Many public speakers, performers and even some surgeons take beta blockers to literally still their hearts and steady their hands. I've never seen a banner at the opera complaining: "Pavarotti does it on pasta.'' And what about the military, which pioneered some of these performance-enhancing studies to see how they could help soldiers survive the most extreme stresses? Isn't that an unqualified good?
Performance enhancement turns out to be disturbing only in the narrow context of competition, most commonly in sports. And the objection is not cheating nature, but cheating competitors. It's basically a fairness issue.
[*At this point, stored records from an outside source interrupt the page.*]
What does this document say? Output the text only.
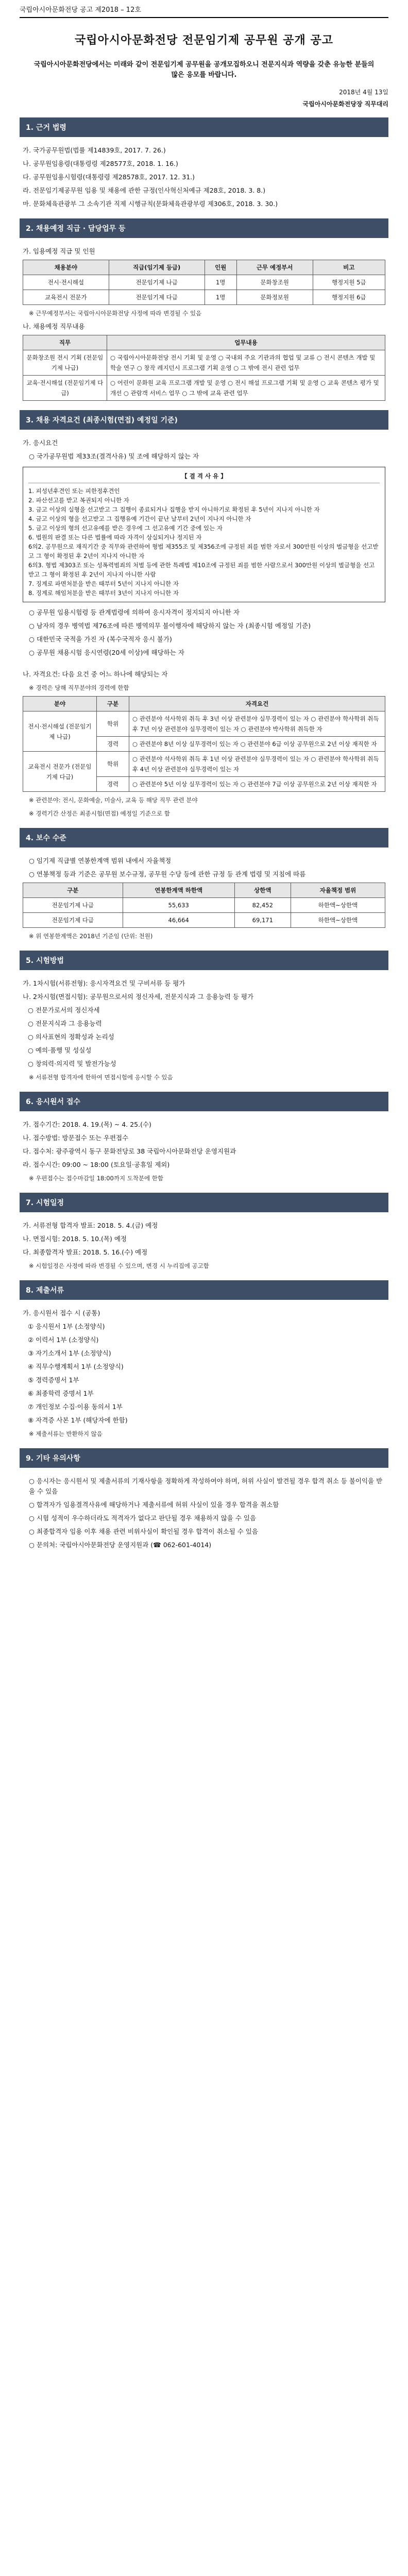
국립아시아문화전당 공고 제2018 – 12호
국립아시아문화전당 전문임기제 공무원 공개 공고
국립아시아문화전당에서는 미래와 같이 전문임기제 공무원을 공개모집하오니 전문지식과 역량을 갖춘 유능한 분들의 많은 응모를 바랍니다.
2018년 4월 13일
국립아시아문화전당장 직무대리
1. 근거 법령
가. 국가공무원법(법률 제14839호, 2017. 7. 26.)
나. 공무원임용령(대통령령 제28577호, 2018. 1. 16.)
다. 공무원임용시험령(대통령령 제28578호, 2017. 12. 31.)
라. 전문임기제공무원 임용 및 채용에 관한 규정(인사혁신처예규 제28호, 2018. 3. 8.)
마. 문화체육관광부 그 소속기관 직제 시행규칙(문화체육관광부령 제306호, 2018. 3. 30.)
2. 채용예정 직급 · 담당업무 등
가. 임용예정 직급 및 인원
채용분야	직급(임기제 등급)	인원	근무 예정부서	비고
전시·전시해설	전문임기제 나급	1명	문화창조원	행정지원 5급
교육전시 전문가	전문임기제 다급	1명	문화정보원	행정지원 6급
※ 근무예정부서는 국립아시아문화전당 사정에 따라 변경될 수 있음
나. 채용예정 직무내용
직무	업무내용
문화창조원 전시 기획 (전문임기제 나급)	○ 국립아시아문화전당 전시 기획 및 운영 ○ 국내외 주요 기관과의 협업 및 교류 ○ 전시 콘텐츠 개발 및 학술 연구 ○ 창작 레지던시 프로그램 기획 운영 ○ 그 밖에 전시 관련 업무
교육·전시해설 (전문임기제 다급)	○ 어린이 문화원 교육 프로그램 개발 및 운영 ○ 전시 해설 프로그램 기획 및 운영 ○ 교육 콘텐츠 평가 및 개선 ○ 관람객 서비스 업무 ○ 그 밖에 교육 관련 업무
3. 채용 자격요건 (최종시험(면접) 예정일 기준)
가. 응시요건
○ 국가공무원법 제33조(결격사유) 및 조에 해당하지 않는 자
【 결 격 사 유 】
1. 피성년후견인 또는 피한정후견인
2. 파산선고를 받고 복권되지 아니한 자
3. 금고 이상의 실형을 선고받고 그 집행이 종료되거나 집행을 받지 아니하기로 확정된 후 5년이 지나지 아니한 자
4. 금고 이상의 형을 선고받고 그 집행유예 기간이 끝난 날부터 2년이 지나지 아니한 자
5. 금고 이상의 형의 선고유예를 받은 경우에 그 선고유예 기간 중에 있는 자
6. 법원의 판결 또는 다른 법률에 따라 자격이 상실되거나 정지된 자
6의2. 공무원으로 재직기간 중 직무와 관련하여 형법 제355조 및 제356조에 규정된 죄를 범한 자로서 300만원 이상의 벌금형을 선고받고 그 형이 확정된 후 2년이 지나지 아니한 자
6의3. 형법 제303조 또는 성폭력범죄의 처벌 등에 관한 특례법 제10조에 규정된 죄를 범한 사람으로서 300만원 이상의 벌금형을 선고받고 그 형이 확정된 후 2년이 지나지 아니한 사람
7. 징계로 파면처분을 받은 때부터 5년이 지나지 아니한 자
8. 징계로 해임처분을 받은 때부터 3년이 지나지 아니한 자
○ 공무원 임용시험령 등 관계법령에 의하여 응시자격이 정지되지 아니한 자
○ 남자의 경우 병역법 제76조에 따른 병역의무 불이행자에 해당하지 않는 자 (최종시험 예정일 기준)
○ 대한민국 국적을 가진 자 (복수국적자 응시 불가)
○ 공무원 채용시험 응시연령(20세 이상)에 해당하는 자
나. 자격요건: 다음 요건 중 어느 하나에 해당되는 자
※ 경력은 당해 직무분야의 경력에 한함
분야	구분	자격요건
전시·전시해설 (전문임기제 나급)	학위	○ 관련분야 석사학위 취득 후 3년 이상 관련분야 실무경력이 있는 자 ○ 관련분야 학사학위 취득 후 7년 이상 관련분야 실무경력이 있는 자 ○ 관련분야 박사학위 취득한 자
	경력	○ 관련분야 8년 이상 실무경력이 있는 자 ○ 관련분야 6급 이상 공무원으로 2년 이상 재직한 자
교육전시 전문가 (전문임기제 다급)	학위	○ 관련분야 석사학위 취득 후 1년 이상 관련분야 실무경력이 있는 자 ○ 관련분야 학사학위 취득 후 4년 이상 관련분야 실무경력이 있는 자
	경력	○ 관련분야 5년 이상 실무경력이 있는 자 ○ 관련분야 7급 이상 공무원으로 2년 이상 재직한 자
※ 관련분야: 전시, 문화예술, 미술사, 교육 등 해당 직무 관련 분야
※ 경력기간 산정은 최종시험(면접) 예정일 기준으로 함
4. 보수 수준
○ 임기제 직급별 연봉한계액 범위 내에서 자율책정
○ 연봉책정 등과 기준은 공무원 보수규정, 공무원 수당 등에 관한 규정 등 관계 법령 및 지침에 따름
구분	연봉한계액 하한액	상한액	자율책정 범위
전문임기제 나급	55,633	82,452	하한액~상한액
전문임기제 다급	46,664	69,171	하한액~상한액
※ 위 연봉한계액은 2018년 기준임 (단위: 천원)
5. 시험방법
가. 1차시험(서류전형): 응시자격요건 및 구비서류 등 평가
나. 2차시험(면접시험): 공무원으로서의 정신자세, 전문지식과 그 응용능력 등 평가
○ 전문가로서의 정신자세
○ 전문지식과 그 응용능력
○ 의사표현의 정확성과 논리성
○ 예의·품행 및 성실성
○ 창의력·의지력 및 발전가능성
※ 서류전형 합격자에 한하여 면접시험에 응시할 수 있음
6. 응시원서 접수
가. 접수기간: 2018. 4. 19.(목) ~ 4. 25.(수)
나. 접수방법: 방문접수 또는 우편접수
다. 접수처: 광주광역시 동구 문화전당로 38 국립아시아문화전당 운영지원과
라. 접수시간: 09:00 ~ 18:00 (토요일·공휴일 제외)
※ 우편접수는 접수마감일 18:00까지 도착분에 한함
7. 시험일정
가. 서류전형 합격자 발표: 2018. 5. 4.(금) 예정
나. 면접시험: 2018. 5. 10.(목) 예정
다. 최종합격자 발표: 2018. 5. 16.(수) 예정
※ 시험일정은 사정에 따라 변경될 수 있으며, 변경 시 누리집에 공고함
8. 제출서류
가. 응시원서 접수 시 (공통)
① 응시원서 1부 (소정양식)
② 이력서 1부 (소정양식)
③ 자기소개서 1부 (소정양식)
④ 직무수행계획서 1부 (소정양식)
⑤ 경력증명서 1부
⑥ 최종학력 증명서 1부
⑦ 개인정보 수집·이용 동의서 1부
⑧ 자격증 사본 1부 (해당자에 한함)
※ 제출서류는 반환하지 않음
9. 기타 유의사항
○ 응시자는 응시원서 및 제출서류의 기재사항을 정확하게 작성하여야 하며, 허위 사실이 발견될 경우 합격 취소 등 불이익을 받을 수 있음
○ 합격자가 임용결격사유에 해당하거나 제출서류에 허위 사실이 있을 경우 합격을 취소함
○ 시험 성적이 우수하더라도 적격자가 없다고 판단될 경우 채용하지 않을 수 있음
○ 최종합격자 임용 이후 채용 관련 비위사실이 확인될 경우 합격이 취소될 수 있음
○ 문의처: 국립아시아문화전당 운영지원과 (☎ 062-601-4014)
When everyone has access to technological improvements (graphite tennis rackets, titanium drivers, more tightly wound baseballs) the sport may be transformed, but the playing field remains level. When technology is enhancing the equipment, fans become quickly reconciled to the transformation. (And it can be radical: the transition from bamboo to fiberglass totally changed the pole vault.) But when technology enhances the physiology of the athlete, we tend to recoil.
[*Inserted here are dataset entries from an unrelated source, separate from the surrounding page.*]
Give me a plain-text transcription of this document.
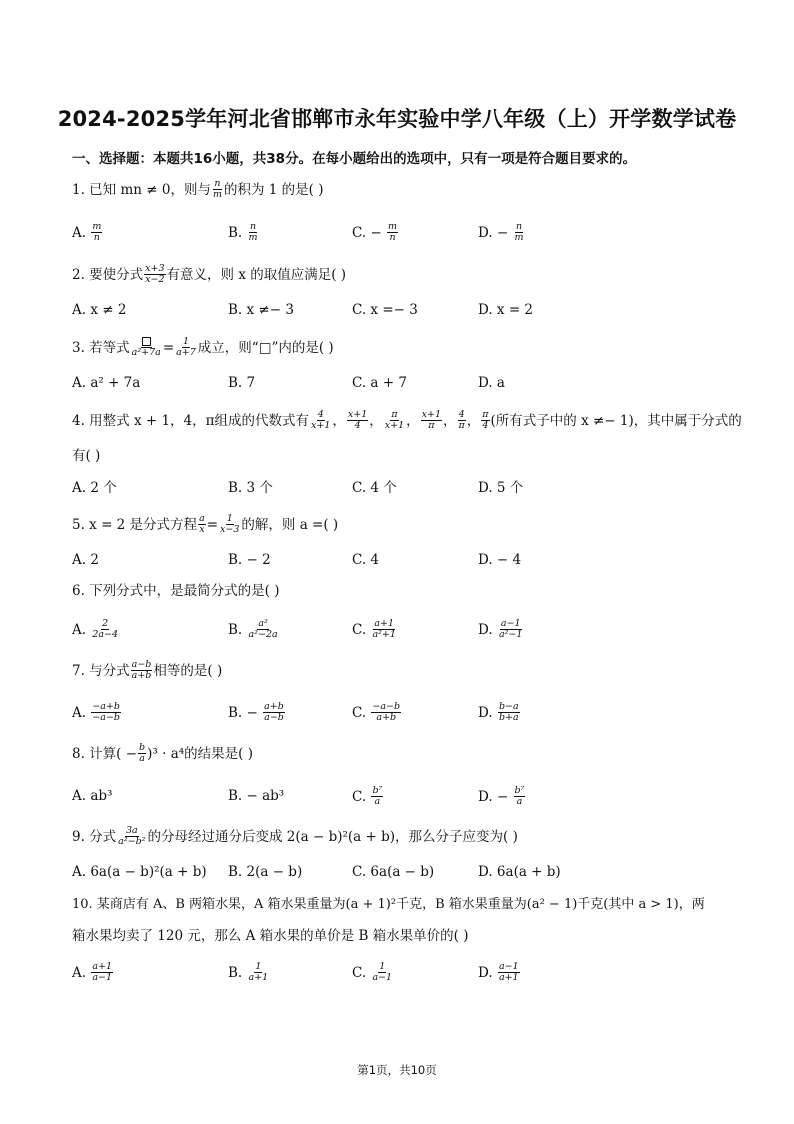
2024-2025学年河北省邯郸市永年实验中学八年级（上）开学数学试卷
一、选择题：本题共16小题，共38分。在每小题给出的选项中，只有一项是符合题目要求的。
1. 已知 mn ≠ 0，则与 $\frac{n}{m}$ 的积为 1 的是( )
A.
$\frac{m}{n}$	B.
$\frac{n}{m}$	C.
−
$\frac{m}{n}$	D.
−
$\frac{n}{m}$
2. 要使分式 $\frac{x+3}{x-2}$ 有意义，则 x 的取值应满足( )
A. x ≠ 2	B. x ≠− 3	C. x =− 3	D. x = 2
3. 若等式 $a^2+7a = \frac{1}{a+7}$ 成立，则“□”内的是( )
A. a² + 7a	B. 7	C. a + 7	D. a
4. 用整式 x + 1，4，π组成的代数式有 $\frac{4}{x+1}$ ， $\frac{x+1}{4}$ ， $\frac{\pi}{x+1}$ ， $\frac{x+1}{\pi}$ ， $\frac{4}{\pi}$ ， $\frac{\pi}{4}$ (所有式子中的 x ≠− 1)，其中属于分式的
有( )
A. 2 个	B. 3 个	C. 4 个	D. 5 个
5. x = 2 是分式方程 $\frac{a}{x} = \frac{1}{x-3}$ 的解，则 a =( )
A. 2	B. − 2	C. 4	D. − 4
6. 下列分式中，是最简分式的是( )
A.
$\frac{2}{2a-4}$	B.
$\frac{\text{a²}}{\text{a²−2a}}$	C.
$\frac{a+1}{\text{a²+1}}$	D.
$\frac{a-1}{\text{a²−1}}$
7. 与分式 $\frac{a-b}{a+b}$ 相等的是( )
A.
$\frac{-a+b}{-a-b}$	B.
−
$\frac{a+b}{a-b}$	C.
$\frac{-a-b}{a+b}$	D.
$\frac{b-a}{b+a}$
8. 计算( − $\frac{b}{a} )^3 \cdot a^4$的结果是( )
A. ab³	B. − ab³	C.
$\frac{\text{b⁷}}{a}$	D.
−
$\frac{\text{b⁷}}{a}$
9. 分式 $\frac{3a}{\text{a²−b²}}$ 的分母经过通分后变成 2(a − b)²(a + b)，那么分子应变为( )
A. 6a(a − b)²(a + b) B. 2(a − b)	C. 6a(a − b)	D. 6a(a + b)
10. 某商店有 A、B 两箱水果，A 箱水果重量为(a + 1)²千克，B 箱水果重量为(a² − 1)千克(其中 a > 1)，两
箱水果均卖了 120 元，那么 A 箱水果的单价是 B 箱水果单价的( )
A.
$\frac{a+1}{a-1}$	B.
$\frac{1}{a+1}$	C.
$\frac{1}{a-1}$	D.
$\frac{a-1}{a+1}$
第1页，共10页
Interestingly, however, not always. What about Lasik surgery? Tiger Woods had it and said it made his game stronger than ever. I have yet to see a banner at the Masters saying: "Nicklaus did it by squinting.''
Vision enhancement is even more helpful to baseball players trying to follow the flight of a ball approaching at 90 mph. Hitting requires hand-eye coordination. Bonds turns his arms into tree trunks, and boos rain down. Change the physiology of the other part of the equation -- the eye -- and no one cares.
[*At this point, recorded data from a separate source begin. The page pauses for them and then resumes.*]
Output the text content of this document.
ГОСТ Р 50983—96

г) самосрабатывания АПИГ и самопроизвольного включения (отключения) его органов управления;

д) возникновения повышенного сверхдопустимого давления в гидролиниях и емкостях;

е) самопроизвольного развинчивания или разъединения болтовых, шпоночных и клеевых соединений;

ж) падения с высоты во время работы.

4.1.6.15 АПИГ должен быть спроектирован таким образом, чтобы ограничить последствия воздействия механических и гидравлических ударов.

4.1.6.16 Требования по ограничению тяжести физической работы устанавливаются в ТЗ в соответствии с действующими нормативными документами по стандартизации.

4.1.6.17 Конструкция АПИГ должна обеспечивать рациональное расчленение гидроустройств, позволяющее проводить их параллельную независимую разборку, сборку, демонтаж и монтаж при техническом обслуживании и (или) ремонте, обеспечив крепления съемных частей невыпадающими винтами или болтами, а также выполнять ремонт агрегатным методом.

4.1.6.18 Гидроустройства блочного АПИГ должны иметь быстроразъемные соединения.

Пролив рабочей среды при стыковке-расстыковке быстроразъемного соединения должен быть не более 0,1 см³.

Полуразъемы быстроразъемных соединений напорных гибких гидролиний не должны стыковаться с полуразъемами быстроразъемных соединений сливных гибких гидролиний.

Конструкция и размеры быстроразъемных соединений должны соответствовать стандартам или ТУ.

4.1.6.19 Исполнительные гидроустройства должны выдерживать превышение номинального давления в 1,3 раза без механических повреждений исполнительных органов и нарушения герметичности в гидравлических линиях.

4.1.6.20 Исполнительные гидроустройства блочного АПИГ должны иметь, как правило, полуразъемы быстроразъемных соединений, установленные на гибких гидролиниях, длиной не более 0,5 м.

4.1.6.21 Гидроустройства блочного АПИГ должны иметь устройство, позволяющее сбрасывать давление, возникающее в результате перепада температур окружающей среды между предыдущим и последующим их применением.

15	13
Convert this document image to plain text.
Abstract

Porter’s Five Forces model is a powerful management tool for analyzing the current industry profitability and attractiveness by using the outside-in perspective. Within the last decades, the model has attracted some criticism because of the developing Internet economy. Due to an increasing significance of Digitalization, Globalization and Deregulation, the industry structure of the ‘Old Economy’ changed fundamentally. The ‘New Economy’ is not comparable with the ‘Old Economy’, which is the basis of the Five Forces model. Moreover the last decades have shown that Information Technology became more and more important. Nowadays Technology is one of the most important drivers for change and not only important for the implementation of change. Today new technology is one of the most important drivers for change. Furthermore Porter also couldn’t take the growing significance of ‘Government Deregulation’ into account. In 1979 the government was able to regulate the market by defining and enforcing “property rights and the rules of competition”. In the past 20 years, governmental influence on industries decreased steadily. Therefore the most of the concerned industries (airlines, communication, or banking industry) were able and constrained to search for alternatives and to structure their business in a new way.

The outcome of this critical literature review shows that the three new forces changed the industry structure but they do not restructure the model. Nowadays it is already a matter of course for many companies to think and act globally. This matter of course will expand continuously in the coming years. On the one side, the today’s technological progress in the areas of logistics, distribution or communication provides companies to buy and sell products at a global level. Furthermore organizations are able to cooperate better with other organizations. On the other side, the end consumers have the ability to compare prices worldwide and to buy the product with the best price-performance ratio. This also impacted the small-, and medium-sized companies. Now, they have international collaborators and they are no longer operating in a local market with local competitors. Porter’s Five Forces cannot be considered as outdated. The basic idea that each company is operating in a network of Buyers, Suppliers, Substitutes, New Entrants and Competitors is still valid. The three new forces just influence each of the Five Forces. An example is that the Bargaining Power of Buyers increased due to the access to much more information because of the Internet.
Why? Because Lasik is legal, common and available to all. Steroids are not. True, baseball had no steroid ban until 2005 (an informal policy began in 2002), and management looked the other way. But since 1990, nonprescription use has been illegal in the United States. Most players didn't use steroids. Many considered it cheating.
So is Bonds a villain? No more than the other highly pumped sluggers such as Mark McGwire and Sammy Sosa who only yesterday were the toast of the nation. Bonds' sin appears to be that he did it better and longer than others, and did not break down physically as early from the side effects.
But that's only part of it. No one cared terribly, no nasty banners were hung, when he surpassed contemporaries like McGwire. The deep distaste that arises now is that he is challenging two sacred figures of the past: the great Ruth and the elegant, pioneering Hank Aaron. When the competitor is historical, playing in a totally different technological era, the playing field is decidedly unlevel.
Bonds (allegedly) used artificial enhancers. They were internal and physiological. And they were taken clandestinely and illegally.
Put an asterisk beside his records? No. A home run is a home run and not one was challenged at the time. In any case, asterisks are removable. Bonds' records carry a taint that will long endure.